Hey peoples! Happy new month. June sneaked up on me when I wasn't looking but it's all good, I'm thankful. I'm glad May is over. May was one hell of a month. May May May. You strengthened me sha, you made me push harder, pray harder, think bigger. Do you know that at some point in May I began to self-destruct, self-sabotage just a little. I wasn't depressed, I was just dealing with things that made me not care. May! Dang, you messed with my head. But here's the amazing thing about May; nobody could have ever guessed it. To everyone I was doing great, I was overly happy in fact. For the first time in a long time I kept my problems to myself and chose to find answers, succor and happiness from within. And boy, am I glad I did that! A problem shared isn't always half solved, please know this. Some people will only compound matters.
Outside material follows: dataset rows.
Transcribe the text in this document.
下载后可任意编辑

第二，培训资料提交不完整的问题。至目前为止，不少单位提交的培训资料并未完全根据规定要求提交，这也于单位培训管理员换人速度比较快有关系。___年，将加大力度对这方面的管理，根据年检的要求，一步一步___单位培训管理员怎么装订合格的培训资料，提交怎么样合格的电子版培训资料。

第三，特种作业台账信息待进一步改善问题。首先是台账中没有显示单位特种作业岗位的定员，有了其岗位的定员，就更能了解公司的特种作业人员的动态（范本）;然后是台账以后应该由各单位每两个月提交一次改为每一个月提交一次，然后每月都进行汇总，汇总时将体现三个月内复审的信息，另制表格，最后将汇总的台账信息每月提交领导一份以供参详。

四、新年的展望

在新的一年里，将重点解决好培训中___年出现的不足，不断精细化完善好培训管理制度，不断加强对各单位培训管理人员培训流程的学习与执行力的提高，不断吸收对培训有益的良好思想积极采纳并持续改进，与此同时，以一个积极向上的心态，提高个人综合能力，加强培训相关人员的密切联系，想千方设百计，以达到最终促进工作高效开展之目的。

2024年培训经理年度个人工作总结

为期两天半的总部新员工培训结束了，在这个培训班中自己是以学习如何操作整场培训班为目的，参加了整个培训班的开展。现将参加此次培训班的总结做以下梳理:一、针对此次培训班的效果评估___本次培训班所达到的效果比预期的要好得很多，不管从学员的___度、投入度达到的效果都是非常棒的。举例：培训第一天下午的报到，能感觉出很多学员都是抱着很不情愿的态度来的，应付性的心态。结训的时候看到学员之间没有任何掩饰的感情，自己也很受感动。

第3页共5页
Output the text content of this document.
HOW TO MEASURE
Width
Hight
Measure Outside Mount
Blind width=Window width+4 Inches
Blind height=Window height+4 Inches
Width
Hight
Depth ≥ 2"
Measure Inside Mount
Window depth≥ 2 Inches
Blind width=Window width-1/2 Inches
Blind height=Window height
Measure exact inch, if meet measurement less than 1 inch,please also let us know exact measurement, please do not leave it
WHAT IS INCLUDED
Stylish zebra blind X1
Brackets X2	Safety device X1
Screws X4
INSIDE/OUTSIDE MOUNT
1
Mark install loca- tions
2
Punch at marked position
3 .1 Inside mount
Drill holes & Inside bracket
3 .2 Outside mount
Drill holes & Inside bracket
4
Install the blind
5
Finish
But I would be lying if I said May was all bad. LOL. I don't know why or how but all at once everything started to come together, suddenly sunshine peeked through the clouds. All at once my phones started to ring and rejection turned to redemption. It was as though my fairy godmother waved her wand in my direction and sprinkled gold dust on everything and everything became golden. May...
You were one hell of a month. I pray for everyone who's going through situations that seem extremely bleak, I pray that your sunshine peeks through the clouds and that happiness finds you again. I pray that little by little, in mysterious ways, things begin to fall into place, your prayers get answered even when you weren't expectant and your dreams begin to come true. I pray that June will be the start of many good things for you.
My problems made me push harder and guess what, had I not faced what I faced, I would not even received the blessings I eventually did. You know, it's just like what someone once said to me; "I had to hit rock bottom to get to the top". Don't let your challenges be the ruination of you, let them be the stones with which you build your character, strength and resolve. Let your tears count for something!
My life is an amazement, even to me. This God that I serve, He knows my name and He loves me, His love for me confounds me because I'm so undeserving. Yet, He doesn't even seem to notice. LOL!
I'll mail the recipients of the size 42 shoes later today. Buby, Itse, Joy Oke and one last person. Please try and pick them up from the Island, preferably during the weekend. I have another giveaway coming up soon, I just get too lazy to take pictures.
Happy New Month people. Stay beautiful!